Through summer, fall, and spring the park
is teeming with people from adjoining counties and Manhattan, and states. Even
in winter there is human life lurking under the bare tree branches, the browned
out trails, and lonely vistas. You see the intense love between man and nature
and wonder why. We can say that nature being the source of human life, attracts
the two, like the relationship between a mother and child. But there is
something more. Man sees in nature not only his source but also his solace. Solace
comes from nature’s loftiness in princpledness, beauty, and selflessness.

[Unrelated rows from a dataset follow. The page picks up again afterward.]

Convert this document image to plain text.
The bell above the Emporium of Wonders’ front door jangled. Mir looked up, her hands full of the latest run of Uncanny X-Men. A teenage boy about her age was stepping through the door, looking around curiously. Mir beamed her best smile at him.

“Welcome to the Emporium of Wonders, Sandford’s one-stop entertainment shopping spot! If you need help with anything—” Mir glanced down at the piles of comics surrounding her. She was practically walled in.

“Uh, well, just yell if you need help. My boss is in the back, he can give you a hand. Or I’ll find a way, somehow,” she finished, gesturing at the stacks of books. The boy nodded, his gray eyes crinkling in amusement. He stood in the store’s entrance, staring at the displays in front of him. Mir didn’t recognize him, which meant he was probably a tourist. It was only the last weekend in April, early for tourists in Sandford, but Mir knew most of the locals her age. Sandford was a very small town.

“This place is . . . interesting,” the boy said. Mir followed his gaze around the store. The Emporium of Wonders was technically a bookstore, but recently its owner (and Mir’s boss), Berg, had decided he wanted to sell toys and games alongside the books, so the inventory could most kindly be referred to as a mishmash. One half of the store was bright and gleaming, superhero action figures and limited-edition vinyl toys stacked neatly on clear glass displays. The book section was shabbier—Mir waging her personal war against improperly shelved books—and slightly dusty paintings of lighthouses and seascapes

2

We will never know why nature created human
life. To what end? It may well be what many think to be just an accident. But
that explanation in no way mitigates the drama of human life: choices to make, the call of the soul, the
search of the absolute, and suffering. Humans have so much potential and yet
they must undergo so much suffering. Religion, philosophy, art, and science
have tried hard to unscramble the mystery of human mental existence and yet it
persists. We are supported by a physical system but yet are endowed and guided
by a transcendent mental architecture.
The search for happiness is a natural
human urge. It is because nature did not make human beings naturally happy. It is because our natural physical-mental existence is at variance with the world we
are forced to live in. That is, if a human being were left in a setting of
nature, like that of plains, mountains, and lakes, with a minimal contact with
the world of urbanity, commerce, and politics there would be higher chances of
him being happy than otherwise. That is, the urban existence of man is in
direct violation of his inner setup.
In pursuit of happiness should a human
being follow his desires, his philosophical leanings, love for another human
being, etc.? But none of them is a guarantee of acquiring happiness. Happiness
has to be idea-based. That is, it should be connected to ideas, like the ideas
of freedom of man, uniqueness of the individual and the brotherhood of mankind,
on the notion that there exists beauty in both physical and mental spheres of
human beings, that human life is an extraordinarily precious gift of nature,
which billions of years have taken to build, etc. Happiness based on physical
pleasures, material richness, power over human beings, etc. is fragile and
ultimately ersatz. There has to be inner solemnity, a poetry, a respect for
human life in order for it to give us happiness. Happiness consists of ordinary
experiences but which takes extraordinary understanding and sacrifices to
acquire it for developed minds, but in the hands of latter it achieves high
dimensions.
In a way happiness is a way of looking at
life. How we look at something is shaped by our ideas of about looking and the
thing we are looking at. So, the ideas are the bedrock of human existence,
including the scope of its happiness. But to be rich in ideas one has to read
and think a lot, which the age of technology does not give us much latitude
for. Living moment to moment, seeking excitement - which we consider the mantra
of our existence - we have chocked the fragile plant of reflection in us, which
is the bedrock of happiness. So, for modern man happiness has become more
difficult to achieve than it was for the ancient man.